Matt Magnusson is showing me around a wing of St. Ann’s Center where Catholic Community Service ran its youth behavioral health program, which is shutting down because grant funding dried up.
It’s where the 20-year-old has worked for about a year and a half. He helped kids with issues like post-traumatic stress disorder, reactive attachment disorder and bipolar disorder.
Catholic doctrine teaches that homosexuality is also a disorder, and acting on it is immoral. As an openly gay man who doesn’t identify with any religion, you’d think Magnusson would have to navigate a minefield of identity politics at work.
“Through talking with my friends and other gay people, they have a lot of problems sometimes with their jobs,” Magnusson said. “And I’ve never once had a complaint working here when it comes to my sexuality. Which, that’s a really wonderful thing to be able to say as a gay person. A lot of times people have nowhere close to that experience, which is horrible. To come to the place where you spend most of your time during your life and be discriminated against, that’s just an awful thing.”
However, Magnusson’s nonprofit, which the bishop of the Catholic Diocese of Juneau can influence through its governing board, would be within its rights to fire him simply for being gay.
The Juneau Assembly wants the public to weigh in on a proposed ordinance that would make that illegal. The equal rights ordinance would outlaw many forms of discrimination, including that based on sexual orientation and gender identity. With a few exceptions, it would apply to public institutions as well as private sector businesses, employers, schools, and housing and lending institutions.
Deputy Mayor Jesse Kiehl introduced the measure last week.
Agencies like the Alaska State Commission for Human Rights enforce anti-discrimination laws based on race, sex, age, religion and other traditionally protected classes.
“But they have a gaping hole when it comes to discrimination based on sexual orientation or on gender identity,” Kiehl said.
The 12-page ordinance he’s proposing would protect those new classes in addition to the ones already covered.
The ordinance would not create a new city agency to handle enforcement, but Kiehl said it would give victims of discrimination the grounds to take an employer, business, landlord, lender or other institution to court where state and federal laws don’t apply.
In the early ‘90s, the Juneau Assembly considered a similar measure. A watered down version eventually passed that was limited to job discrimination within the municipal government.
Kiehl thinks today’s Juneau is ready for broader protections.

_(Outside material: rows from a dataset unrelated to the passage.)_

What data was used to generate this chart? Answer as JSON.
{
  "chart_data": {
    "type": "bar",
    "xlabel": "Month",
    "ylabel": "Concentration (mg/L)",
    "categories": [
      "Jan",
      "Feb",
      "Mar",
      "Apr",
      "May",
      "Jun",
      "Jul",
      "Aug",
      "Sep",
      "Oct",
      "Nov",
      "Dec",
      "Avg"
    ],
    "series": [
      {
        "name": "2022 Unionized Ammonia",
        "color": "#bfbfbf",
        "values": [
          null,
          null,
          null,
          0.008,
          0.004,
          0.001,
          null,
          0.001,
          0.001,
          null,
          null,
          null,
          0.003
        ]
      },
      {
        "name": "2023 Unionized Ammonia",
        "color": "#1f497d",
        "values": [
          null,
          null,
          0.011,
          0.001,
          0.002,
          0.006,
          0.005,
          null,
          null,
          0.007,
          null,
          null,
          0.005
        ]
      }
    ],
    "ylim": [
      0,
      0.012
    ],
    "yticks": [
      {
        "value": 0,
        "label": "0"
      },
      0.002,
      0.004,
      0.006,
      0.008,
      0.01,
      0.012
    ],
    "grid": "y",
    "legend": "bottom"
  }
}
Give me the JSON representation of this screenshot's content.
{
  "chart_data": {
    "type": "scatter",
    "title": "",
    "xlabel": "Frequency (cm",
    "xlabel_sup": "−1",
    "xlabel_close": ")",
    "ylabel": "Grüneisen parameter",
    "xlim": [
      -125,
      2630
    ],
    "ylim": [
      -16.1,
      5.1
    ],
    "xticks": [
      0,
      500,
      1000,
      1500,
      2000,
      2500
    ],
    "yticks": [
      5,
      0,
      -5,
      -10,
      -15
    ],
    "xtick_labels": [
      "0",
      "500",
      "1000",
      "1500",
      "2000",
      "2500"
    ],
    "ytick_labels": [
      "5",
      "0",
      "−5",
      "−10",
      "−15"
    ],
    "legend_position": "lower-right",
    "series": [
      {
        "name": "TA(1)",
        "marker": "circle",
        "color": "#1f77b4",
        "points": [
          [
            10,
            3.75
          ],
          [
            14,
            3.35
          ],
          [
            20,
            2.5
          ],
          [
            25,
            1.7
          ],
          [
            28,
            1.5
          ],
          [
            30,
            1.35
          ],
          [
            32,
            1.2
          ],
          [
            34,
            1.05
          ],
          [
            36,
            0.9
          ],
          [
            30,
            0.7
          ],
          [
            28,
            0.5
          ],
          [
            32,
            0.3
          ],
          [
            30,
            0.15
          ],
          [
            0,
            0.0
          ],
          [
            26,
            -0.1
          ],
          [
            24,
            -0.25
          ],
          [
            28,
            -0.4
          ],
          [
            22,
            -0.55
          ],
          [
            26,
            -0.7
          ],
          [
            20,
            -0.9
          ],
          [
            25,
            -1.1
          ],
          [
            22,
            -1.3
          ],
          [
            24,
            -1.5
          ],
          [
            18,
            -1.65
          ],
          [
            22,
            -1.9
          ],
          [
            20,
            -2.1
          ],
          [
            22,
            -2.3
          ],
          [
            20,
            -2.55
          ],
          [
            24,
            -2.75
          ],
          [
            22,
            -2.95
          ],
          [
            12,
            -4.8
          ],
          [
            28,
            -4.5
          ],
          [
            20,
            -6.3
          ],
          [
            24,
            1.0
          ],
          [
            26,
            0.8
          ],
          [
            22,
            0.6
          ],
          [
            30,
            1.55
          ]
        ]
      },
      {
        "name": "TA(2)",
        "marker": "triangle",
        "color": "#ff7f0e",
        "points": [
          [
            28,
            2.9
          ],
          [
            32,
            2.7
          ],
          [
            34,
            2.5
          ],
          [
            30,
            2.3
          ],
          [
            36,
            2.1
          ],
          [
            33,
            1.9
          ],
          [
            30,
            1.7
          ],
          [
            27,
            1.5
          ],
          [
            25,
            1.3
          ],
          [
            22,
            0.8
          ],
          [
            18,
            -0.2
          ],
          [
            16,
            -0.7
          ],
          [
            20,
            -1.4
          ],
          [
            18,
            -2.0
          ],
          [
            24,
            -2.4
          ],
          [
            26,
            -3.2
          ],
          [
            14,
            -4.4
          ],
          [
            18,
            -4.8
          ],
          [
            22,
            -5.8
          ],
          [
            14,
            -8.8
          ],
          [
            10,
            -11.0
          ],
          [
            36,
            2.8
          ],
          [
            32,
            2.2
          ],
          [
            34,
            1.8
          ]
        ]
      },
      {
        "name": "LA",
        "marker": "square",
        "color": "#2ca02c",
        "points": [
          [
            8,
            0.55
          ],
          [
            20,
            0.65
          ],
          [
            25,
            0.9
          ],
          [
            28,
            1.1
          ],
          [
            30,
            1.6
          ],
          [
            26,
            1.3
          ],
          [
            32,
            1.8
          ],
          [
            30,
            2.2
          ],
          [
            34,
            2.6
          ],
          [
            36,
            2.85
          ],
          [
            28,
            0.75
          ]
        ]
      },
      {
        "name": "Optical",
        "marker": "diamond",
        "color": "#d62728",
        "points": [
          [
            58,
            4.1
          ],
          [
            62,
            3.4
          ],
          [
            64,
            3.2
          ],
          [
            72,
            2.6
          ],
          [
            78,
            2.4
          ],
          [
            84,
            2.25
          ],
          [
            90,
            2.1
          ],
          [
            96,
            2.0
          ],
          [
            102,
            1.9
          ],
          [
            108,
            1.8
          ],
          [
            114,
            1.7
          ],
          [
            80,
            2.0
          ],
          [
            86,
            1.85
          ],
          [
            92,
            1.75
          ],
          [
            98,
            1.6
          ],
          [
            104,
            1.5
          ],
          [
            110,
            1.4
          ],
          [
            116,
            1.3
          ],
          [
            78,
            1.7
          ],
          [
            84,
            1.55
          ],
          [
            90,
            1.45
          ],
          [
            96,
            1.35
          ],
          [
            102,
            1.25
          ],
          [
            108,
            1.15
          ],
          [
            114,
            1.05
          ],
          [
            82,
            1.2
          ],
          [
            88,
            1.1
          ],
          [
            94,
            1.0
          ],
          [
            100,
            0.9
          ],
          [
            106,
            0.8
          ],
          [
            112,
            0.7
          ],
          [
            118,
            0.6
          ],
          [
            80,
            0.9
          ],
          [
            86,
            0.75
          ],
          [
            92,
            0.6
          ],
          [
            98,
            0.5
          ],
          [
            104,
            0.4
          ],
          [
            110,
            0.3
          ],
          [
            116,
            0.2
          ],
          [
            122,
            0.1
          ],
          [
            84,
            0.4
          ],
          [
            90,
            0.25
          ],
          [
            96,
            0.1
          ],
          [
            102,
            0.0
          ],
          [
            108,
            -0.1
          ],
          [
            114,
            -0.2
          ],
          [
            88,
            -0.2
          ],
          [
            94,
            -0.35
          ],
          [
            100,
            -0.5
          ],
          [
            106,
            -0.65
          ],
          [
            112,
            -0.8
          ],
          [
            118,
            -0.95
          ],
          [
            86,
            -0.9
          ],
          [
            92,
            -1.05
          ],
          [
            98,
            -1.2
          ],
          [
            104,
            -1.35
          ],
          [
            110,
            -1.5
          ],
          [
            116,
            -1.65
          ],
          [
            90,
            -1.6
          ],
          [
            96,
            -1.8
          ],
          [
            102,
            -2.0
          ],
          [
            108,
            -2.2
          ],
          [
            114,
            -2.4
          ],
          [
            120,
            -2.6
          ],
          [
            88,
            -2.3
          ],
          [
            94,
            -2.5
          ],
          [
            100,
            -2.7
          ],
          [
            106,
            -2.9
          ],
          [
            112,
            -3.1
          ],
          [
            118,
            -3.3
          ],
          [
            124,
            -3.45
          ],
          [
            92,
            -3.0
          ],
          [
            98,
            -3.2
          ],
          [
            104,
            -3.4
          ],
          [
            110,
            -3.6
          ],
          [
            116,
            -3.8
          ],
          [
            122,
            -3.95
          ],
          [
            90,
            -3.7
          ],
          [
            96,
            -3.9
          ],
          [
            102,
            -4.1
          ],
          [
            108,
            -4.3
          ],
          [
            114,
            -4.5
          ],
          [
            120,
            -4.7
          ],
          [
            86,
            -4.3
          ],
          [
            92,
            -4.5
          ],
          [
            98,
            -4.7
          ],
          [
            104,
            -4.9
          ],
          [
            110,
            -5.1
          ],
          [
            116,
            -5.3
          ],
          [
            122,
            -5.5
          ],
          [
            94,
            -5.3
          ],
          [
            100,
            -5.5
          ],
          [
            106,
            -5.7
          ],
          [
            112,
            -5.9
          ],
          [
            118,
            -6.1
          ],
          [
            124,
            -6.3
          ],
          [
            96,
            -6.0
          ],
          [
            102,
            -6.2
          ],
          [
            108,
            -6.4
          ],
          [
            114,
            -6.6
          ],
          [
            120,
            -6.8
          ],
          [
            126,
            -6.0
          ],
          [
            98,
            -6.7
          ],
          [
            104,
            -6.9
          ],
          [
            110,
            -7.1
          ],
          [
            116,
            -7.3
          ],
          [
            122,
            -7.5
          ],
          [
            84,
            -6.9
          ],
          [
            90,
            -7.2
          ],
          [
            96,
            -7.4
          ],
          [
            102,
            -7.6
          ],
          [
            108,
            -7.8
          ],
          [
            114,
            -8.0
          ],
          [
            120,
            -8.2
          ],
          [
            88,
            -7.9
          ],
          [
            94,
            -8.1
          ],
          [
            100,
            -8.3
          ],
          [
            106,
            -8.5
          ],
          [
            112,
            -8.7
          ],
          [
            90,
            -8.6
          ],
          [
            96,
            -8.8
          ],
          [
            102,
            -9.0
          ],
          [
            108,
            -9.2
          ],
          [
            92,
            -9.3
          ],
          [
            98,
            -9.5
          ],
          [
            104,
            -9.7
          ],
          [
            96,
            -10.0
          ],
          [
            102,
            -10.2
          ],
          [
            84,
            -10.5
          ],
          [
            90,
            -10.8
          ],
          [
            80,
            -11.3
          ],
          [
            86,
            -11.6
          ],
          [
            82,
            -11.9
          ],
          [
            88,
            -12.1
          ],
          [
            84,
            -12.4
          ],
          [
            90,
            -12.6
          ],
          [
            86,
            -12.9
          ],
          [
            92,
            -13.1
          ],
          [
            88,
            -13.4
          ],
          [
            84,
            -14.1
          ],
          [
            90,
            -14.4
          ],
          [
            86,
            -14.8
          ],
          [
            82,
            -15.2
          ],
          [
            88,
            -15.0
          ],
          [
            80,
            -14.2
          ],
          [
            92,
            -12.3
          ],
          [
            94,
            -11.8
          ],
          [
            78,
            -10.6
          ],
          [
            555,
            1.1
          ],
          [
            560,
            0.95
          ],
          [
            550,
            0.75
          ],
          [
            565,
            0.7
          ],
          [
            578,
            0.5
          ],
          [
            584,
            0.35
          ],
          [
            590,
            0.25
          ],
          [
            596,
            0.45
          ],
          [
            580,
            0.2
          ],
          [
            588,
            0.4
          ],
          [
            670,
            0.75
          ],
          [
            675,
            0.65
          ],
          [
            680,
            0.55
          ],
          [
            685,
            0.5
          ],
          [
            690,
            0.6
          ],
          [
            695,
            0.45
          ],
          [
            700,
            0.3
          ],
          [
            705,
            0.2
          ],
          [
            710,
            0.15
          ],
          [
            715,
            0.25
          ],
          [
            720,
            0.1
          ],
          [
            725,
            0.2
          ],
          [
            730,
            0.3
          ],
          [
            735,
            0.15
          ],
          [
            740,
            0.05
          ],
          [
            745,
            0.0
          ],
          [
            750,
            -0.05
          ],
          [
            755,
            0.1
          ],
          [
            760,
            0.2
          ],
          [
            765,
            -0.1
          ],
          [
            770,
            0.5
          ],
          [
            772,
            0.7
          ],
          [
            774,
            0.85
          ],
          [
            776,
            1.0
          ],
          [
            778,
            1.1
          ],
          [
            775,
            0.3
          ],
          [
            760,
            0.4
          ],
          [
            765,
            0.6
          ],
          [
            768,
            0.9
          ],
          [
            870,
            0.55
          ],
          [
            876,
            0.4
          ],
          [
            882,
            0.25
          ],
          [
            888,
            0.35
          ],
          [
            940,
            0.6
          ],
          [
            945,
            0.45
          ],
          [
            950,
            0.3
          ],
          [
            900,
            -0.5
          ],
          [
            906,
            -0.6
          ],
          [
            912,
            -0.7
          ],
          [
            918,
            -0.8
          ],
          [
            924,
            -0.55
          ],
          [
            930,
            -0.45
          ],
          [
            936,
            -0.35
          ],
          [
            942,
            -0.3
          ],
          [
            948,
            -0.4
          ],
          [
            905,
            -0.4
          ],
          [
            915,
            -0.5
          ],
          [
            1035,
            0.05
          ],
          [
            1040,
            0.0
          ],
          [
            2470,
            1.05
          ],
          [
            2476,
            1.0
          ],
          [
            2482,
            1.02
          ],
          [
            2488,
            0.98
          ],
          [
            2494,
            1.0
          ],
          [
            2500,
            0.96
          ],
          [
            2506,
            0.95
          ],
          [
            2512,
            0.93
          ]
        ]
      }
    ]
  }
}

“Since then, I think that we live in a world where people now realize that they know gay people,” he said. “Where, 20 some years ago, there was too much risk of physical violence against gay people for them to let it be known who they really are. And ultimately, that’s what we’re talking about, it’s discrimination based on who you really are.”
Magnusson, who grew up in Juneau, said for the most part the community’s been a loving and accepting place to be himself. For the most part.
“I’ve been in the store where I’ve heard people make comments under their breath behind me, and that’s just a part of being gay,” he said. “Whenever I go to Seattle, I can totally let my guard down. Like, I can walk with my boyfriend down the street holding his hand. No problem. Walking down the street in Juneau we won’t do because … we stand out too much. There’s locals that look at us. Even the tourists kind of notice it a little bit because it’s a different thing for Juneau, Alaska. It’s a small town, you don’t see that.”
He said Kiehl’s ordinance is necessary and welcome.
Kiehl said he’s shared the ordinance with faith leaders and thinks he’s crafted it in a way that won’t affect First Amendment religious freedoms. Like other communities that have tried this, he does expect some reluctance.
“There’s a lot of fear — but actually, no problems. So that’s what I suspect will come as we work to pass this,” Kiehl said.
The ordinance must go through the committee process before a final vote by the Juneau Assembly.